On the individual level, hunger comes from eating too little food to support a healthy life. At the political and global levels, hunger is not caused by a lack of food; in fact, the world produces enough food to feed every person on earth. Hunger is caused instead by poverty, and by the policies and power structures which leave millions without access to food, land, water and sustainable livelihoods. Too often, this is to the benefit of rich multinational corporations and wealthy nations.


In 2013, according to the Food and Agriculture Organization (FAO) of the United Nations,there were 840 million hungry people in the world--one in every eight people. Sixty percent of those are women. Every year, 2.5 million children die from malnutrition. There is considerable controversy about how the FAO calculates this number, with critiques that it neglects larger issues of poverty, inequality and rising food prices, and so it is almost certain that the number of people facing hunger worldwide is even higher.

12.2 million adults and 5.4 million children in U.S. households experience "very low food security" or hunger. People in these households frequently skip meals or eat too little, sometimes going without food for a whole day.

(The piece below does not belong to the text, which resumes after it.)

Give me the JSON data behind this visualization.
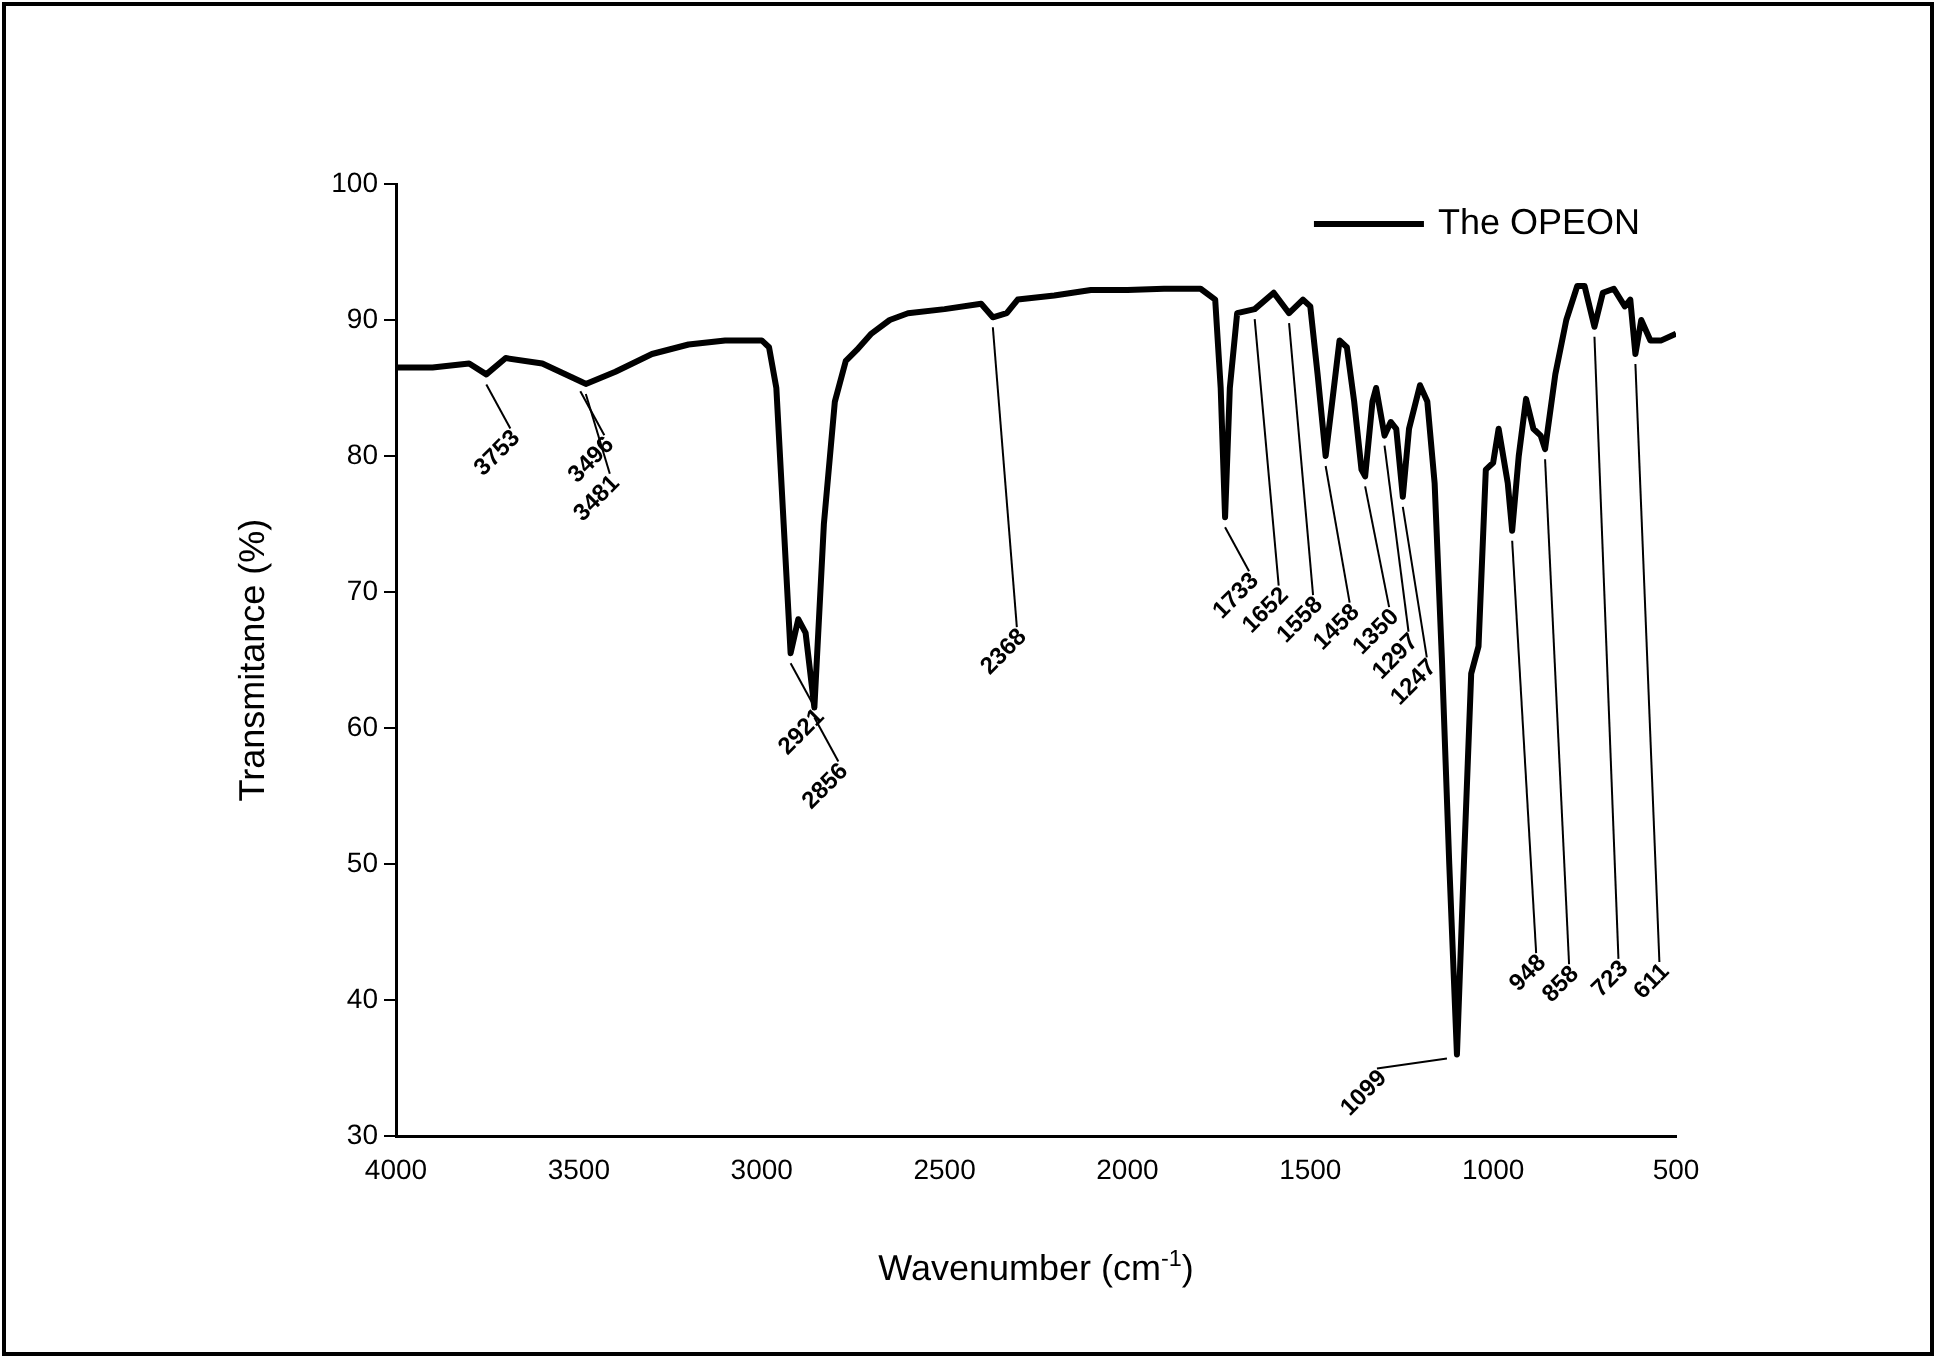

About 50 million Americans, or one in six, are food insecure, according to the UDSA definition, meaning they are often forced to skip meals, eat less at meals, buy cheap non-nutritious food and/or sometimes feed their children but not themselves. 16.7 million children, or one in five, are food insecure. There are 17.5 million households (14.3 percent of all households) suffering from severe food insecurity, which means they are often hungry.19.5 percent of households with children were food insecure in 2013.

48 million Americans rely on SNAP (Supplemental Assistance Program, formerly food stamps) to meet their food needs. For 6 million people, SNAP is their only source of income.

In what may seem an ironic twist, more than 12 million children who suffer from hunger are also overweight or obese. Many families suffering from hunger and poverty live in areas where fresh, unprocessed, healthy food is not available or is expensive, and so the food that they have access to is nutritionally deficient. This phenomenon is often called the hunger-obesity paradox.


Poverty, a root cause of hunger, is also often indicated by marginal income, and access to healthcare, education, clothing and shelter. In the US, there are 46.2 million people living in poverty, including 21.9 percent of children. Federal guidelines set the poverty rate at $23,050 for a family of four, but depending on a family’s specific city and state of residence, the actual minimum amount required to raise a family could be two or three times that. In 2010, farmworker households had staggeringly low family incomes, with a median between $7,500 and $10,000, and over three-fifths of farm worker households were living in poverty. The vast majority of people who grow, pick, and process our food live in poverty and cannot afford to buy adequate healthy food.


Worldwide, one in three people live on less than the equivalent of $1.25 a day, and two in three people on less than $2 a day. 30 percent of children living in developing countries – about 600 million – live on less than $1 a day.